Valdeci Santana

Virus mortal

Vírus mortal

—E então, doutor?

Aflita, a mãe esfrega as mãos.

O pai observa com o cenho cerrado.

O médico contorna a mesa com seus envelopes e suas radiografias. Estetoscópio pendurado sobre a gola do jaleco e uma expressão séria pendurada no rosto.

—As noticias não são boas! O filho de vocês é um artista.

A mãe acometida de um susto tremendo, se cala. Boquiaberta arregala os olhos.

—Artista? –Reage o pai incrédulo. Depois, esconde o rosto entre as mãos e murmura:

—Não pode ser. O senhor tem certeza, doutor?

—Fizemos todos os exames possíveis.
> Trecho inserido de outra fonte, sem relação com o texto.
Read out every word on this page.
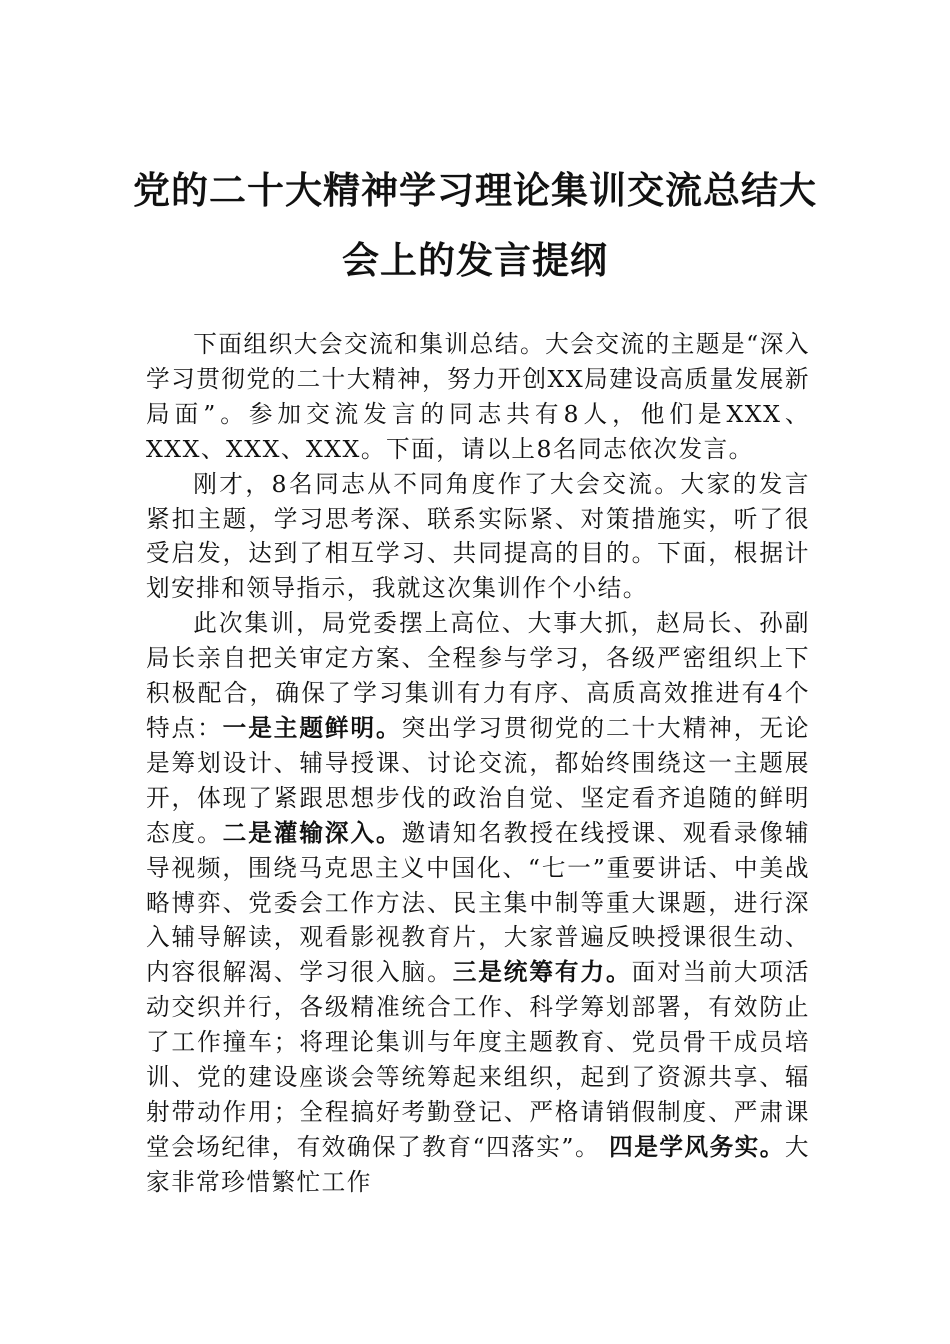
党的二十大精神学习理论集训交流总结大
会上的发言提纲

下面组织大会交流和集训总结。大会交流的主题是“深入学习贯彻党的二十大精神，努力开创XX局建设高质量发展新局面”。参加交流发言的同志共有8人，他们是XXX、XXX、XXX、XXX。下面，请以上8名同志依次发言。

刚才，8名同志从不同角度作了大会交流。大家的发言紧扣主题，学习思考深、联系实际紧、对策措施实，听了很受启发，达到了相互学习、共同提高的目的。下面，根据计划安排和领导指示，我就这次集训作个小结。

此次集训，局党委摆上高位、大事大抓，赵局长、孙副局长亲自把关审定方案、全程参与学习，各级严密组织上下积极配合，确保了学习集训有力有序、高质高效推进有4个特点：一是主题鲜明。突出学习贯彻党的二十大精神，无论是筹划设计、辅导授课、讨论交流，都始终围绕这一主题展开，体现了紧跟思想步伐的政治自觉、坚定看齐追随的鲜明态度。二是灌输深入。邀请知名教授在线授课、观看录像辅导视频，围绕马克思主义中国化、“七一”重要讲话、中美战略博弈、党委会工作方法、民主集中制等重大课题，进行深入辅导解读，观看影视教育片，大家普遍反映授课很生动、内容很解渴、学习很入脑。三是统筹有力。面对当前大项活动交织并行，各级精准统合工作、科学筹划部署，有效防止了工作撞车；将理论集训与年度主题教育、党员骨干成员培训、党的建设座谈会等统筹起来组织，起到了资源共享、辐射带动作用；全程搞好考勤登记、严格请销假制度、严肃课堂会场纪律，有效确保了教育“四落实”。 四是学风务实。大家非常珍惜繁忙工作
Não há dúvidas.

—Meu deus! –Exclama a mãe, voltando lentamente à realidade. —O que faremos agora, Eugênio?

—O que faremos? –Reage o pai com rispidez. —E eu é que sei? A culpa é toda sua. Quem mandou mimar este menino. Por mim, não teria comprado aquele violão e tão pouco aqueles pincéis que sujam tudo.

Transpassada, a mãe busca socorro no médico.

—O senhor tem certeza de que não é um câncer ou um mal cerebral?

—Negativo! O filho da senhora é um autêntico artista.

—E há cura, doutor? –O pai exibe um desespero controlado na voz, discrepante com o seu rosto afogueado.

—Infelizmente, seu filho está num estágio avançado da arte, que é quando a necessidade de produzir arte é aguda e insaciável. A arte não é mais um hobbie para ele, é uma filosofia de vida. Ela já acredita que pode viver de arte…

A mãe não se contém e desaba em lágrimas.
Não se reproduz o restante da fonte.